Identification of prognostic m7G-related DEG in TCGA cohort
By comparing the expression levels of 29 m7G-related genes and TCGA-KIRC data of 539 tumors and 72 normal subjects, 21 differentially expressed genes were finally found based on R (P < 0.05). Among these genes, 9 genes (NUDT10, NUDT4, EIF4E, NUDT16, NUDT3, DCPS, NCBP1, WDR4, LSM1) were down-regulated and 12 genes (SNUPN, NCBP3, EIF3D, DCP2, METTL1, IFIT5, NSUN2, AGO2, GEMIN5, NCBP2L, NUDT11, EIF4A1) were up-regulated in tumor tissues. By integrating differential genes, we obtained 18 prognosis related genes (DCP2, NCBP2, LSM1, LARP1, NUDT3, WDR4, NUDT10, EIF4E, EIF4E1B, NUDT16, NUDT4, GEMIN5, IFIT5, CYFIP1, EIF4A1, METTL1, EIF4E3, NUDT11) based on adjust P < 0.1. Finally, we drew the Venn diagram and obtained 13 intersection genes (Fig. 2A, Fig. 2C), and the correlation between these genes is shown in the Fig. 2B. The 13 prognostic difference genes related to m7G are DCP2, EIF4A1, EIF4E, GEMIN5, IFIT5, LSM1, METTL1, NUDT10, NUDT11, NUDT16, NUDT3, NUDT4, WDR4 respectively(Fig. 3A). The interaction network between these genes is made through the online database STRING(https://cn.string-db.org/)(figure3B).
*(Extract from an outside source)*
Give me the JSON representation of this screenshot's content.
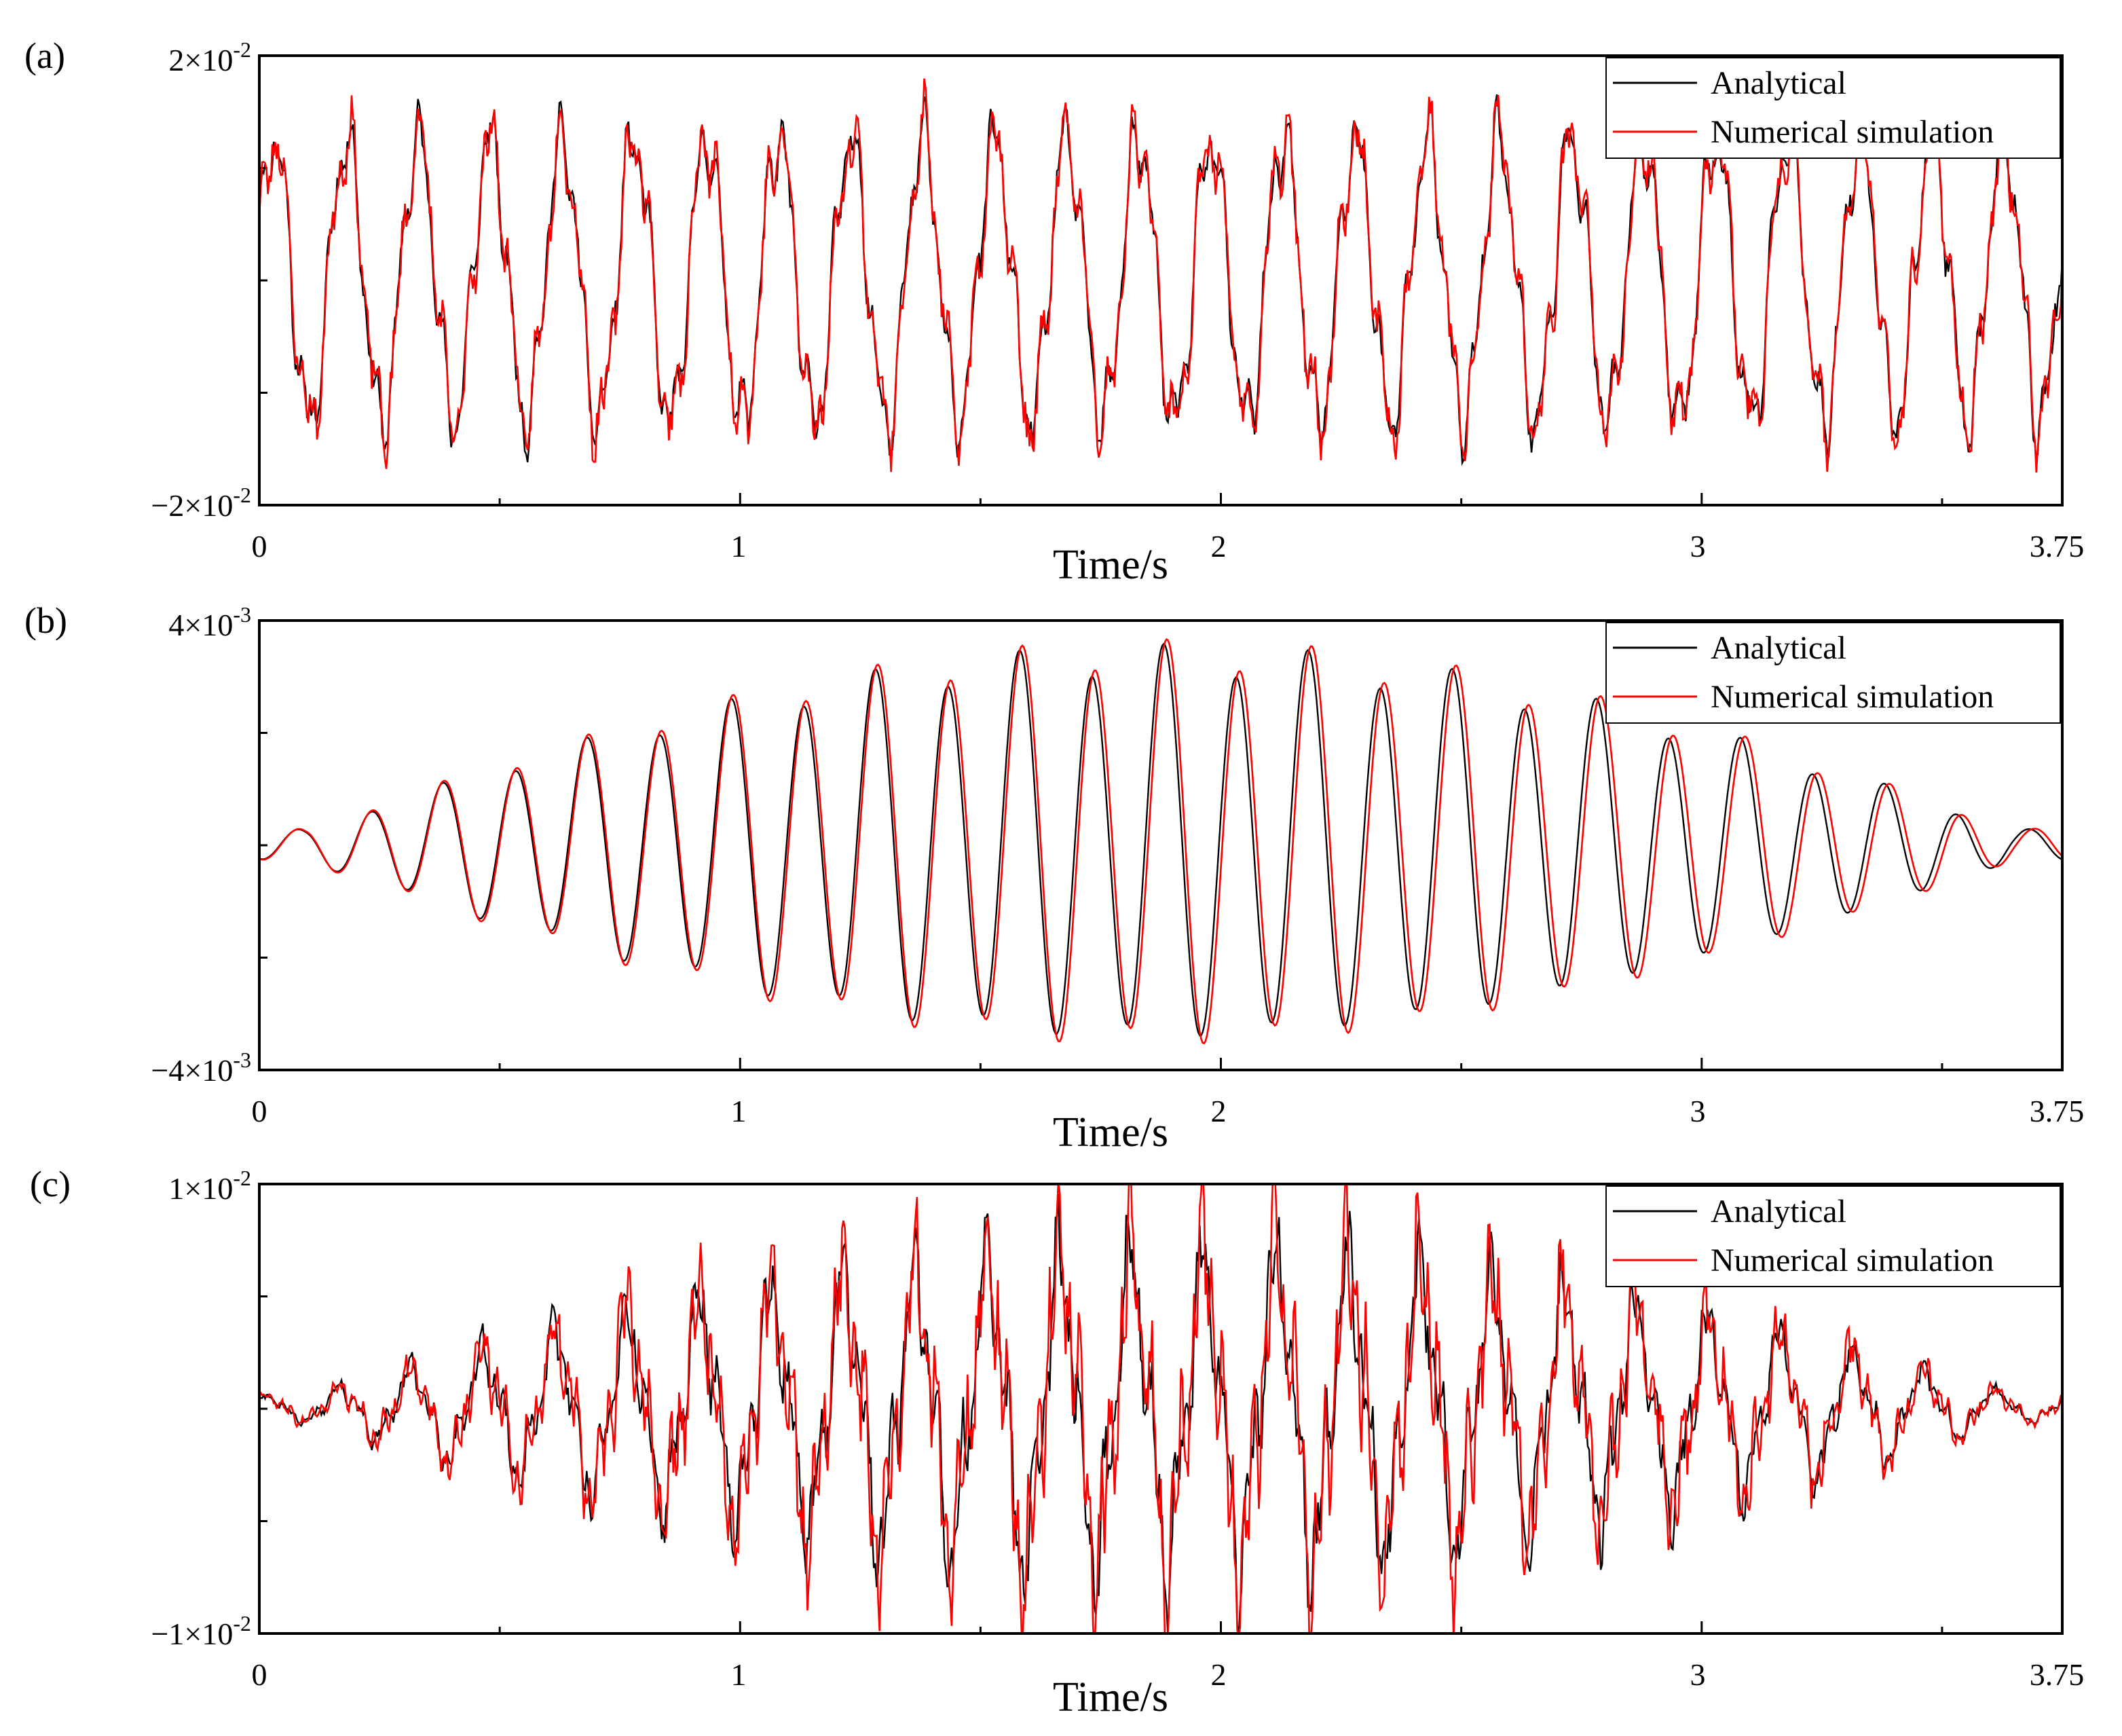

Development of a Prognostic Gene Model in the TCGA Cohort
Using LASSO Cox regression analysis, a prognostic model was established by using the expression profiles of the above 13 genes, and 9 gene signatures were constructed(Fig. 4A,4B,4C). According to the "scale" function of R in TCGA data, the risk score was calculated and divided into two subgroups based on median risk score, including 265 patients in high-risk group and 269 patients in low-risk group. The Kaplan-Meier curve showed that the OS of patients in the high-risk group was significantly lower than that of patients in the low-risk group after survival package calculation (P < 0.001, Fig. 5A). It is suggested that the death probability of high-risk patients is higher than that of low-risk patients. In order to evaluate the specificity and sensitivity of the prognostic model, we used time-dependent ROC to analyze the 1-year, 2-year and 3-year survival rates. The AUCs were 0.672, 0.636 and 0.642, respectively(Fig. 5B). The patients in the high-risk group had more deaths and shorter survival time than those in the low-risk group. Consistently, PCA and t-SNE analysis showed that the distribution of patients in different risk groups tended to move in different directions (Fig. 5C-F).
Independent Prognostic Value of the Risk Model
Univariate and multivariate Cox regression analysis were used to find independent prognostic factors. In Univariate Cox analysis, risk score, risk level, tumor stage, tumor grade, T and M stage were independent prognostic factors, age, gender and N stage were not(Fig. 6A). However, only tumor grade (HR = 1.6658,95% CI = 1.0674 − 2.5996, P = 0.0246) and risk level (HR = 2.4149,95% CI = 1.5176 − 3.8428, P < 0.001) were independent prognostic factor in multivariate Cox regression analysis(Fig. 6B). In addition, we created a Heatmap of clinical characteristics of the TCGA cohort and found significant differences between the two subgroups(Fig. 6C).
Functional analysis based on risk model
Based on the use of limma package in R, we identified 87 differential genes from the previously obtained risk groups and TCGA cohort, including 79 down-regulated genes and 8 up-regulated genes. In this paper, we only get CC in GO, which is mainly concentrated in synaptic membrane(Fig. 7A). Therefore, we further analyze KEGG by KOBAS and find that it is mainly concentrated in human immunodeficiency virus 1 infection(Fig. 7B). The results showed that m7G-related DEGs played an important role in immune function in KIRC. To further explore the correlation between risk score and immune status, we used ssGSEA in R to compare the enrichment fractions of 13 immune related pathways and 16 immune cell activities among different groups in TCGA. Interestingly, contents of the immune response cells, including the score of CD8 T cells, pDCs, Tfh were significantly different between the low risk and high-risk group in the TCGA cohort (all adjusted P < 0.05, Fig. 7C). Moreover, the cytokine-cytokine receptor interaction such as APC co-stimulation, CCR, inflammation-promoting, T cell co-stimulation were higher in the high-risk group, while the Check-point showed significant means (p < 0.05, Fig. 7D).